Paraphrases are two sentence which have the same proposition (meaning). Although it is almost impossible for two different sentence to mean exactly the same, the aim is to generate sentences which have close meaning to the original sentence
Hindi-Urdu Multi-Representational Treebanks (Bhatt et al., 2009)
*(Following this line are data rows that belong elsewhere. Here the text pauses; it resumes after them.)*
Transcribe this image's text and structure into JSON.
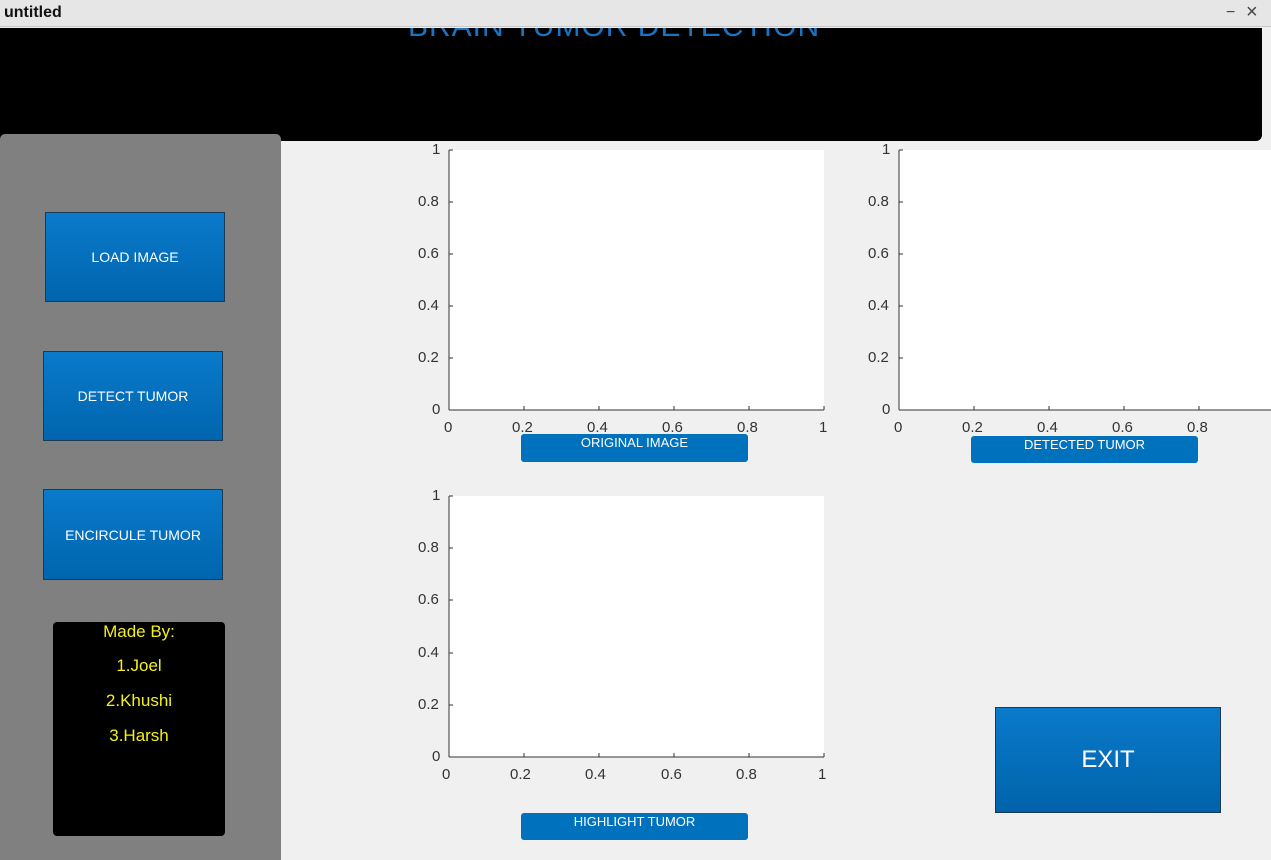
{
  "window": {
    "title": "untitled",
    "minimize_glyph": "−",
    "close_glyph": "×"
  },
  "header": {
    "title": "BRAIN TUMOR DETECTION"
  },
  "sidebar": {
    "buttons": [
      "LOAD IMAGE",
      "DETECT TUMOR",
      "ENCIRCULE TUMOR"
    ],
    "credits": {
      "heading": "Made By:",
      "names": [
        "1.Joel",
        "2.Khushi",
        "3.Harsh"
      ]
    }
  },
  "axes": {
    "ticks": [
      "0",
      "0.2",
      "0.4",
      "0.6",
      "0.8",
      "1"
    ],
    "original": {
      "label": "ORIGINAL IMAGE"
    },
    "detected": {
      "label": "DETECTED TUMOR"
    },
    "highlight": {
      "label": "HIGHLIGHT TUMOR"
    }
  },
  "exit_label": "EXIT",
  "colors": {
    "accent": "#0072bd",
    "header_bg": "#000000",
    "sidebar_bg": "#808080",
    "credits_text": "#f4f01a",
    "background": "#f0f0f0"
  }
}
Link: http://ltrc.iiit.ac.in/hutb_release/
News Artices manually annotated in SSF format.
Total sentences = 3497
-
Synonyms and antonyms lists were scraped from hindistudent.com. Stored in JSON format in funtions/paryavachis.txt and functions/vilom_shabds.txt
-
Basic string matching and replacement with a few extra cases
- Proper nouns or parts of compund words can not be replaced
- Head verb needs to be negated in case of antonym replacement
- Apply same morphology if the original word is inflected and similar to replaced word
-
Verb negation with antonym replacement gave the poorest results as the generated sentences often had a proposition much different from original sentence
-
Code: functions/syn_antn.py
- Used the fact that hindi is a free word-order language
- Generated tree (based on dependency between chunks) where siblings can be freely permtated
- Code: functions/re_arrange.py
- followed rules for converting from krytvachya to karmvachya
- Found non-copula verbs with distinct K1 and K2 (check karaka relations)
- Remove postpositions from k1 and K2 chunks. And added "द्वारा" to K1
- pronouns in K1 need be replaced to appropiate form
- "जा" is added to verb. The verb phrases is then inflected for passive tense and K2 gender
- Code: functions/active_to_passive.py
Python version 3.6 or above is required
pip install -r requirements.txt
python runner.py